# 13 Ways to be Happier



## Blake Bowden (Oct 22, 2013)

Without realising it, many of our thought habits get in the way of our happiness and cause us to get stuck into negative patterns of thinking. Below we will look at 13 ways we can rewire our thoughts and minds into allowing ourselves to feel the happiness that we deserve, freeing us to live, love and be happy. We will look at how we can liberate ourselves from those thoughts and mental habits that hold us back and hold us down, we will look forward to a better, happier and more positive new us. Follow this advice and not only will you feel better but those around you will too, after all, only a lit candle can light other candles.

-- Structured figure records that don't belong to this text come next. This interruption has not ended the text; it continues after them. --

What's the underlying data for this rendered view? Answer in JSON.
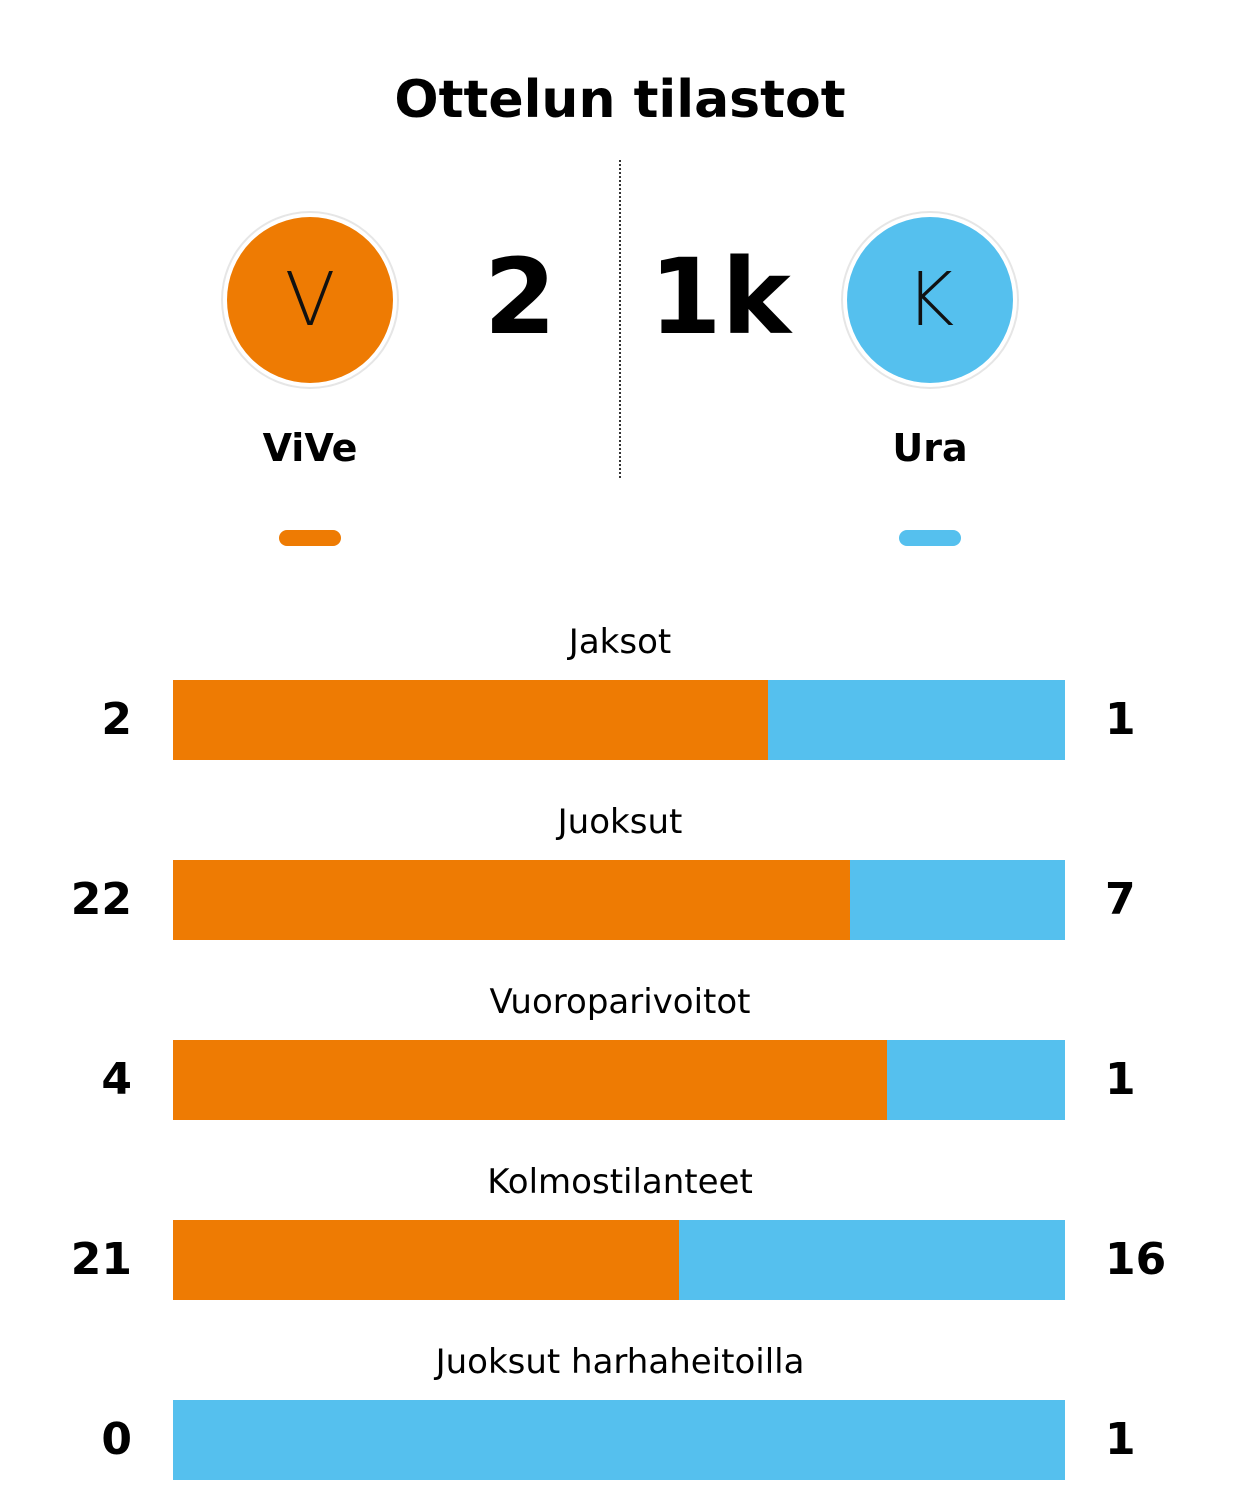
{
  "title": "Ottelun tilastot",
  "home": {
    "name": "ViVe",
    "initial": "V",
    "score": "2",
    "color": "#ee7b03"
  },
  "away": {
    "name": "Ura",
    "initial": "K",
    "score": "1k",
    "color": "#55c0ee"
  },
  "chart_data": {
    "type": "bar",
    "orientation": "horizontal-stacked",
    "categories": [
      "Jaksot",
      "Juoksut",
      "Vuoroparivoitot",
      "Kolmostilanteet",
      "Juoksut harhaheitoilla"
    ],
    "series": [
      {
        "name": "ViVe",
        "values": [
          2,
          22,
          4,
          21,
          0
        ],
        "color": "#ee7b03"
      },
      {
        "name": "Ura",
        "values": [
          1,
          7,
          1,
          16,
          1
        ],
        "color": "#55c0ee"
      }
    ]
  }
}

*1. Let go of your complaining*
Throughout the day we could potentially find countless things to complain about, the weather, the traffic, the service we got at a restaurant but how does this constant whinging make things any better for us? Does it make things better for us? Does is make us happier? Or does it just put a downer on our mood and make us feel unhappy, low and depressed? Our mood is in our hands, we can choose to react to any situation however we want, we can allow ourselves to sucked into a negative state of mind or we can rise above that and be happy despite the traffic!
_“Tell the negativity committee that meets inside your head to sit down and shut up.”_ Martin Seligman

*2. Let go of having to always be right. *
Many of us struggle with the even the thought of being wrong and will go as far as falling out with dear friends or loved ones solely for the sake of being right. Letting go of this habit will lead to better relationships for all. A sense of serenity in knowing that even though you may have been right, you’ve saved yourself and those around you a great deal of stress, worry and tension in not having to be right or have the last word. Wayne Dyer wrote _“Would I rather be right or would I rather be kind?”_ Think about that next time you find yourself fighting this habit!

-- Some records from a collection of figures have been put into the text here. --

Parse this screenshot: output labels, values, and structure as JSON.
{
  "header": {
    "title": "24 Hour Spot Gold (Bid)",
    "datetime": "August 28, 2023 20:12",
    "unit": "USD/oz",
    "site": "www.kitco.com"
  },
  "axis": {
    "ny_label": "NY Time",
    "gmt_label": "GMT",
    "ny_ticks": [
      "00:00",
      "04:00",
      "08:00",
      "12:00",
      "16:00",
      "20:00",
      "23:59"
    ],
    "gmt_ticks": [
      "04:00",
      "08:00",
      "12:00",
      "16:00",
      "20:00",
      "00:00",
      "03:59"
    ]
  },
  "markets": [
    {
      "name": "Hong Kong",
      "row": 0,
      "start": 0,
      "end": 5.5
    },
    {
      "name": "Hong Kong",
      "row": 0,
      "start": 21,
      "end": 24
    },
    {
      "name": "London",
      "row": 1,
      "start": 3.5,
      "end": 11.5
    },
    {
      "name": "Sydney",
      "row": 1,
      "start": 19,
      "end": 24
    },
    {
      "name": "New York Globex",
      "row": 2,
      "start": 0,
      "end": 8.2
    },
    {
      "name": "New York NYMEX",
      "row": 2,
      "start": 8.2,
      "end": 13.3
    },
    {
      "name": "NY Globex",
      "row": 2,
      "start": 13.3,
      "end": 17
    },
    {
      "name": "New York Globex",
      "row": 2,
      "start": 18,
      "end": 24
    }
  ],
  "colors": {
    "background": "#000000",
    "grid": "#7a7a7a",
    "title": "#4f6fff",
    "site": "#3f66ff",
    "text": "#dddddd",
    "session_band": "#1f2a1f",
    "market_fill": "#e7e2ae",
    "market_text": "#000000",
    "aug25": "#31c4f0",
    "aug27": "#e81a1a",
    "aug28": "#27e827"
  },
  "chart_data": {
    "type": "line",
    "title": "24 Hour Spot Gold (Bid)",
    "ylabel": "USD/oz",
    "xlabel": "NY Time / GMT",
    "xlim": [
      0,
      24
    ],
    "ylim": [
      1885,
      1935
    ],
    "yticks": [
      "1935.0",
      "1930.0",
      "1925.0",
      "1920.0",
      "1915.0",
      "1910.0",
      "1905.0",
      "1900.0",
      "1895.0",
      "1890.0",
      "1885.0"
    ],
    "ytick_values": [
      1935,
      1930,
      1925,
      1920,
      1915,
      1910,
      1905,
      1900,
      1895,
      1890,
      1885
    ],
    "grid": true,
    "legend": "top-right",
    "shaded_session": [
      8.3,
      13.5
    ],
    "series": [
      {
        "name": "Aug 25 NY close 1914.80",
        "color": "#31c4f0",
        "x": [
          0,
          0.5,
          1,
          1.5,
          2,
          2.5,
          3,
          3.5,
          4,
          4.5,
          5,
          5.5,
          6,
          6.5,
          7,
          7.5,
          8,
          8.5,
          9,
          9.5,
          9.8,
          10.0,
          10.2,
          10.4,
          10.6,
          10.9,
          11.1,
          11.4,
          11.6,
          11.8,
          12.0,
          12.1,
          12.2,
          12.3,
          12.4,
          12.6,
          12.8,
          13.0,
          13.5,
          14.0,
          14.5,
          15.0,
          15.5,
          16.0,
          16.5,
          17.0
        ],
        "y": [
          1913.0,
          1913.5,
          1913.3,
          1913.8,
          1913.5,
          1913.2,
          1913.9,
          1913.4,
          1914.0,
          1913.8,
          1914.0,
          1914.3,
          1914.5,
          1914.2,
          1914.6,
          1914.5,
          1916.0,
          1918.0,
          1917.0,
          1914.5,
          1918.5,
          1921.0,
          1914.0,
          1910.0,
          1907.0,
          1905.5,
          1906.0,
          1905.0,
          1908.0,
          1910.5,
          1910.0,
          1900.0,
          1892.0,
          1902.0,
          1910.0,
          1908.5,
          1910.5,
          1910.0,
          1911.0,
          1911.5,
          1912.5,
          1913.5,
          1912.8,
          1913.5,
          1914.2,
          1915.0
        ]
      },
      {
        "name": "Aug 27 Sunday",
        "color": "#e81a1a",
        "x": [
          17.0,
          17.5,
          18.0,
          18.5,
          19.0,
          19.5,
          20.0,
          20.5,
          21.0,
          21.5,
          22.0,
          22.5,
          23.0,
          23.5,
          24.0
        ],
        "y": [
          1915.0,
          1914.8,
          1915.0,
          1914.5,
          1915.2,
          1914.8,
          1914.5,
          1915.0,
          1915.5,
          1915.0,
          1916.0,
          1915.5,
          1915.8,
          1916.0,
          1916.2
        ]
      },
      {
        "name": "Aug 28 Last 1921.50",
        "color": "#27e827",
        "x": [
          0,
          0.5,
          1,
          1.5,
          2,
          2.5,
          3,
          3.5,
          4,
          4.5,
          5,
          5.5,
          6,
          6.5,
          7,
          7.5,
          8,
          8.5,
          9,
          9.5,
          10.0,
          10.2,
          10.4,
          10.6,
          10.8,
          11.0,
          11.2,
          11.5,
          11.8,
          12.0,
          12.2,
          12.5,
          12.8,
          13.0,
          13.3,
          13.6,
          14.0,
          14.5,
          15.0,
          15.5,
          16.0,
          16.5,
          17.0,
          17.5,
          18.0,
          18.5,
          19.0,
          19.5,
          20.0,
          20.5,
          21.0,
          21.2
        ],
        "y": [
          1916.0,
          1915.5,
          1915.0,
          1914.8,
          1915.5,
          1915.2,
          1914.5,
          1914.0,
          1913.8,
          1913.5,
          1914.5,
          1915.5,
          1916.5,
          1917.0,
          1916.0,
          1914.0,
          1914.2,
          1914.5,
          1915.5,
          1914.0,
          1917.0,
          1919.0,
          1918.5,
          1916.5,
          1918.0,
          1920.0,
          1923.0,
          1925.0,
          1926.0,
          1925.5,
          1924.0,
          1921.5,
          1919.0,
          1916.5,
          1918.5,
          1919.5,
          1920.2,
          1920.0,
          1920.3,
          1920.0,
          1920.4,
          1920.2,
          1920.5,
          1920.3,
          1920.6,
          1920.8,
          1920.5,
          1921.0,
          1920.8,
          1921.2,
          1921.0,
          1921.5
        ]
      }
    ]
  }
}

*3. Let go of any self defeating ideas*
Most of the hurdles we face in life are actually ones that we have concocted up in our minds, they are imaginary, unreal and they are what prevent us from moving forward, not our actual circumstances. These imaginary hurdles warp our ideas about what we can and cannot do, what is and what is not possible. We need to learn to see through these hurdles. Then we will be ready to spread our wings and fly!

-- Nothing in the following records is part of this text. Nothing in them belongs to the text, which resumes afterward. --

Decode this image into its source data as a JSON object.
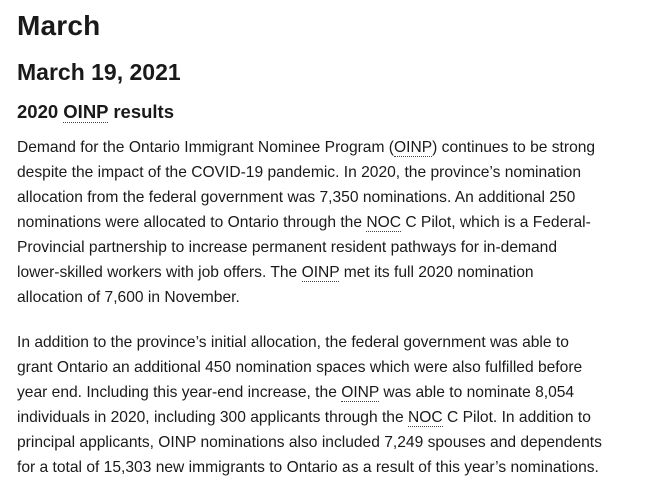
{
  "headings": {
    "month": "March",
    "date": "March 19, 2021",
    "section": [
      "2020 ",
      "OINP",
      " results"
    ]
  },
  "paragraphs": [
    [
      [
        "Demand for the Ontario Immigrant Nominee Program (",
        "OINP",
        ") continues to be strong"
      ],
      [
        "despite the impact of the COVID-19 pandemic. In 2020, the province’s nomination"
      ],
      [
        "allocation from the federal government was 7,350 nominations. An additional 250"
      ],
      [
        "nominations were allocated to Ontario through the ",
        "NOC",
        " C Pilot, which is a Federal-"
      ],
      [
        "Provincial partnership to increase permanent resident pathways for in-demand"
      ],
      [
        "lower-skilled workers with job offers. The ",
        "OINP",
        " met its full 2020 nomination"
      ],
      [
        "allocation of 7,600 in November."
      ]
    ],
    [
      [
        "In addition to the province’s initial allocation, the federal government was able to"
      ],
      [
        "grant Ontario an additional 450 nomination spaces which were also fulfilled before"
      ],
      [
        "year end. Including this year-end increase, the ",
        "OINP",
        " was able to nominate 8,054"
      ],
      [
        "individuals in 2020, including 300 applicants through the ",
        "NOC",
        " C Pilot. In addition to"
      ],
      [
        "principal applicants, OINP nominations also included 7,249 spouses and dependents"
      ],
      [
        "for a total of 15,303 new immigrants to Ontario as a result of this year’s nominations."
      ]
    ]
  ]
}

_An entire sea of water can’t sink a ship unless it gets inside the ship. Similarly, the negativity of the world can’t put you down unless you allow it to get inside you_ – Goi Nasu

*4. Let go of your fears*
What would you attempt if you knew you could not fail? Our fears are unfortunately hindrances that we create for ourselves. Imagine all those hindrances had vanished, how would you feel? Close your eyes and imagine that for just a moment. Feel good? Now try living that way.

Being kind to yourself in thoughts, words and actions is as important as being kind to others.

*5. Let go of attachment*
Attachments create an atmosphere of fear. You are not reliant on things and allowing yourself to think you are will prevent you from being happy.

*6. Let go of making criticism*
Refrain from criticising anything and everything that you don’t understand. We are all different and that’s what makes life beautiful; what a boring place this would be if we were all the same. Allow people and things to be different, don’t see difference as an excuse to criticise. We all want to be happy, let’s allow ourselves to be happy and lets allow others to be happy.

*7. Let go of blaming *
Stop trying to find reasons for why things are what they are, in looking to explain things away we often try and find fault in something or someone, this negativity harms those around us, but more than anyone else, it harms us!

*8. Let go of trying to impress other people*
There are so many more important things in life than worrying what someone thinks of our shoes, what you do for a living or the car you drive. These things are not that are going to nurture healthy relationships. What people want from you is to be real, to be yourself, when you drop all pretences you’ll realise that people appreciate you for who you are and you’ll find your relationships are now stronger and deeper.

*9. Let go of your excuses*
Sometimes we get into the habit of making excuses for the sake of making excuses. We have all the time, resources and energy that we will ever have. We need to take advantage of our youth, good health, wealth, free time and most of all, our lives while we have them!

*10. Let go of trying to always control*
Situations, events, people; as much as we may try, much of what happens around us cannot be controlled by us and so we must spare ourselves the hassle of trying to think that it can. Let everyone and everything around you just be and you will feel much more relaxed and happier.

*11. Let go of the past*
Keep things in perspective, never dwelling on the past or being anxious about the future, rather enjoying these precious everyday moments. Today is all you have. Tomorrow has not been promised to you and yesterday has passed you by. So be present in all that you do. Remember, these are the good old days, happiness is not something you can postpone for the future.

*12. Let go of resisting change*
Every life process entails change. As human beings we often enjoy familiarity and once we become comfortable we become resistant to change. But very little lasts forever and so we have to alway be ready for change, that doesn’t mean we fear it, rather we embrace it whenever it comes knocking at our door, we welcome it in and see it as opportunity, opportunity for something new and better.

*13. Let go of living life to other people’s expectations*
Too much of our lives is spent trying to fit into social archetypes. We allow the expectations of others determine the job we do, the car we drive, the clothes we wear and much more! How much happier would we be if instead we followed our hearts and did things the way we wanted to do them. We allow our loved ones to dictate to us, our parents, siblings, partners and often we allow influences such as the media or government to dictate to us how we live our lives. We are all talented individuals, we all have something to offer, something unique. Each one of us is gifted. We need to nurture our talents and gifts and contribute through doing what we do best, doing what we love, rather than doing what we think is expected of us.

Source: http://worldobserveronline.com


----------



## SeattleMason0613 (Oct 25, 2013)

I do about 10 of those things on a daily basis


Thanks for posting 


My Freemasonry HD


----------



## JMartinez (Oct 27, 2013)

Good point 


My Freemasonry HD


----------